Nuovo terremoto a Granada, la terra trema ancora: magnitudo 3 a Churriana de la Vega
La terra torna a tremare nella provincia di Granada. Un nuovo terremoto di magnitudo 3,0 è stato registrato nella serata di mercoledì 19 agosto, con epicentro a Churriana de la Vega, nell’area metropolitana di Granada.
Il sisma è stato rilevato alle 19:31 e, vista la sua profondità molto superficiale, è stato percepito dalla popolazione. Non risultano, al momento, segnalazioni di danni significativi a persone o edifici legate a questo specifico evento.
Il terremoto si inserisce in una sequenza sismica che sta interessando la provincia di Granada, dove nelle stesse ore sono stati registrati diversi altri movimenti tellurici. Quello delle 19:31 rappresenta uno degli eventi più significativi della giornata, dopo una serie di scosse di magnitudo inferiore.
La terra continua a muoversi
La frequenza dei terremoti sta mantenendo alta l’attenzione delle autorità e dei residenti. Nell’arco della giornata sono stati registrati complessivamente otto eventi sismici, a conferma di un’attività che continua a essere monitorata dagli organismi competenti.
Granada è una delle aree della Spagna maggiormente interessate dall’attività sismica. Il territorio presenta infatti una significativa attività tettonica e non sono insoliti terremoti di bassa magnitudo, spesso avvertiti dalla popolazione quando l’ipocentro è particolarmente superficiale.
Proprio la scarsa profondità del nuovo evento ha contribuito a renderlo percepibile in diversi punti dell’area interessata. Per questo motivo, anche un terremoto relativamente moderato come quello di magnitudo 3 può provocare una sensazione nettamente avvertibile, soprattutto nelle zone vicine all’epicentro.
Resta attiva la fase di preemergenza
La situazione viene seguita con attenzione anche nell’ambito del Piano di emergenza per il rischio sismico. La fase di preemergenza resta attiva nella provincia di Granada, consentendo alle autorità di mantenere un livello di sorveglianza elevato e di seguire l’evoluzione della sequenza.

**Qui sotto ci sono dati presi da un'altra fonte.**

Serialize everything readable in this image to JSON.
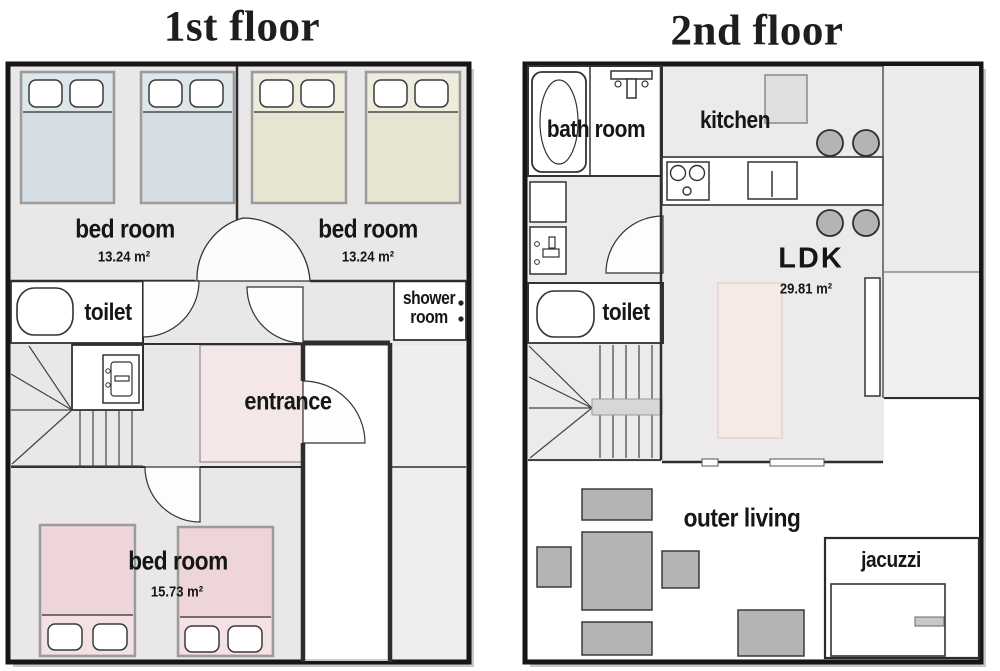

L’attivazione della fase di preemergenza non significa che sia in corso un’emergenza generalizzata, ma rappresenta una misura preventiva legata alla particolare attività sismica registrata nell’area.
Per i residenti, tuttavia, la ripetizione delle scosse sta alimentando comprensibilmente una certa apprensione. Dopo ogni nuovo movimento, l’attenzione si concentra soprattutto sulla possibilità che possano verificarsi ulteriori terremoti di maggiore intensità.
Gli esperti ricordano però che una sequenza di scosse non permette di prevedere con certezza l’arrivo di un terremoto più forte. L’attività viene quindi monitorata costantemente, senza poter stabilire in anticipo come evolverà il fenomeno.
Granada sotto osservazione
Il nuovo terremoto di Churriana de la Vega arriva dunque in un contesto di attività sismica particolarmente intensa per la provincia. Il dato più importante, al momento, resta quello relativo alla magnitudo contenuta dell’evento e all’assenza di conseguenze gravi segnalate.
La popolazione continua comunque a prestare attenzione a ogni nuovo tremore. Le autorità invitano a seguire esclusivamente le comunicazioni ufficiali e a mantenere la calma, evitando allarmismi.
La terra, intanto, continua a muoversi sotto Granada. Il terremoto delle 19:31, con magnitudo 3,0, è un ulteriore episodio di una sequenza che resta sotto osservazione.